Investigators: Jonathon Schuldt, communication; H. Oliver Gao, civil and environmental engineering; Neil Lewis, communication.
Photosynthesis for Farmers: African farmers face severe agricultural risks from drought, floods and disease outbreaks. Accurate early predictions can save lives. Relief initiatives like famine early warning systems and index-based agricultural insurance rely on satellite images that show farmland or pasture greenness but do not directly measure actual plant functioning. The researchers will develop a new framework to improve yield predictions and emergency response systems, using satellite chlorophyll fluorescence that can probe the molecular process of photosynthesis, including stress-induced degradation in crops.

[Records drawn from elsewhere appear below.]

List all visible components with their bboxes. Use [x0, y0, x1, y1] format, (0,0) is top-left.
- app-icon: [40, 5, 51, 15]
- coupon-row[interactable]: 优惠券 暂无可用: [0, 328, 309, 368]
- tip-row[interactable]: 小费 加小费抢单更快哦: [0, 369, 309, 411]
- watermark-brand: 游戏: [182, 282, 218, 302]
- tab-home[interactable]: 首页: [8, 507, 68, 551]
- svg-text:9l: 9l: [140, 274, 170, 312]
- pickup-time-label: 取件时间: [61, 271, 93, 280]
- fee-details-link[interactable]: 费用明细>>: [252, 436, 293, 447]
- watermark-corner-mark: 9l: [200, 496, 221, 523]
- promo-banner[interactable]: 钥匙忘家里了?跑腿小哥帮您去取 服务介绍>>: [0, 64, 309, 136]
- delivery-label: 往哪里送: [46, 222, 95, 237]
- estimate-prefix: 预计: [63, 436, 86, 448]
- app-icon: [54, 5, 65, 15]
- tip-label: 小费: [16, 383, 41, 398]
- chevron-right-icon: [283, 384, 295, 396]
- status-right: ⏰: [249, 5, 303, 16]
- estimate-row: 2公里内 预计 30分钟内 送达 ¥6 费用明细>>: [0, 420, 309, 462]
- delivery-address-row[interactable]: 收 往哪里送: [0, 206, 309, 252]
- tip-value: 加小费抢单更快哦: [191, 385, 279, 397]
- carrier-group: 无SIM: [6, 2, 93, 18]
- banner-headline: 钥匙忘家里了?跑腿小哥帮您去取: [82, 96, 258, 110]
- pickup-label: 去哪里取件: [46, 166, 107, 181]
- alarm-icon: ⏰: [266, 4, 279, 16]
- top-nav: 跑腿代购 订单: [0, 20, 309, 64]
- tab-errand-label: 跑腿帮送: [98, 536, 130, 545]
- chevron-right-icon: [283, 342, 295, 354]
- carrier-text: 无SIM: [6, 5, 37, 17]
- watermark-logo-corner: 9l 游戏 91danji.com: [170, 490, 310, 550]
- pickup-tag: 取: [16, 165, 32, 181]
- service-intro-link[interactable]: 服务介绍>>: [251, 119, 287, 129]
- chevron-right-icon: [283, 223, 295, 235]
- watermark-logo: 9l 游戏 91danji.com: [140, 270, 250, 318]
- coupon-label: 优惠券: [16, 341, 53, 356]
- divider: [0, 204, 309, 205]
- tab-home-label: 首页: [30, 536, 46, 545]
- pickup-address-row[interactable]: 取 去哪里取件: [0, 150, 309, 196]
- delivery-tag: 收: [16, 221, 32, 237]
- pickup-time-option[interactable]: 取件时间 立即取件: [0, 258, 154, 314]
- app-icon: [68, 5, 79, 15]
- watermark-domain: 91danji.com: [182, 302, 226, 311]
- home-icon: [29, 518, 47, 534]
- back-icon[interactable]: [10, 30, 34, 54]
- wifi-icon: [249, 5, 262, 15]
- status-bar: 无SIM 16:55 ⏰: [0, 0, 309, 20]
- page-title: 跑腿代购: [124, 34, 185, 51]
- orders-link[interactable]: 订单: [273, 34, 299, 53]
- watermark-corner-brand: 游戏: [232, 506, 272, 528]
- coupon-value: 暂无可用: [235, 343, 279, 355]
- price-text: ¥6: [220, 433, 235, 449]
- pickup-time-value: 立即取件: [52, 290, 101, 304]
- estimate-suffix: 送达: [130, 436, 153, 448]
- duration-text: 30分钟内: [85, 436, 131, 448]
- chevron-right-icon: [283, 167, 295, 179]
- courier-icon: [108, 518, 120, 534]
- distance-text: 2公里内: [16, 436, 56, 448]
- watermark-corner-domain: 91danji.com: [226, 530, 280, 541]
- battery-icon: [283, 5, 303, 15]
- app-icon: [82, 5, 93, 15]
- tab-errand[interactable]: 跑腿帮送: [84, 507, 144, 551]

Investigators: Ying Sun, soil and crop sciences; Yanyan Liu, Cornell SC Johnson College of Business, Dyson; David Matteson, statistical science/social statistics; Toby Ault, earth and atmospheric sciences.
Learning for Conservation: Understanding how organizations learn and what constrains learning is essential for advancing sustainability transitions. Partnering with the Environmental Defense Fund, an interdisciplinary team will study learning dynamics in habitat exchanges. These conservation platforms allow farmers and ranchers who maintain habitat for at-risk species to sell habitat credits to businesses to offset environmental degradation. The researchers will work with stakeholders to assess and build capacity for critical reflection and learning to help the exchanges thrive, along with the habitat and vulnerable species they aim to protect.
Investigators: Steven Wolf, natural resources; Glen Dowell, Cornell SC Johnson College of Business, Johnson; Angela Fuller, natural resources.
No Fish Tale: Feed of the Future: World demand for seafood is rising as wild fish stocks decline, creating an urgent need for new sources of protein to grow fish. The researchers are developing a process for converting the aquaculture industry’s wastes into protein-rich feed. The technique acid-preserves offal from seafood processing facilities and solidifies it, creating a sustainable feed directly out of fishery byproducts. The new feed system could eventually replace fishmeal, reducing the aquaculture industry’s feed costs and carbon footprint.
Investigators: Eugene Won, animal science; Joe Regenstein, food science; Helene Marquis, microbiology and immunology.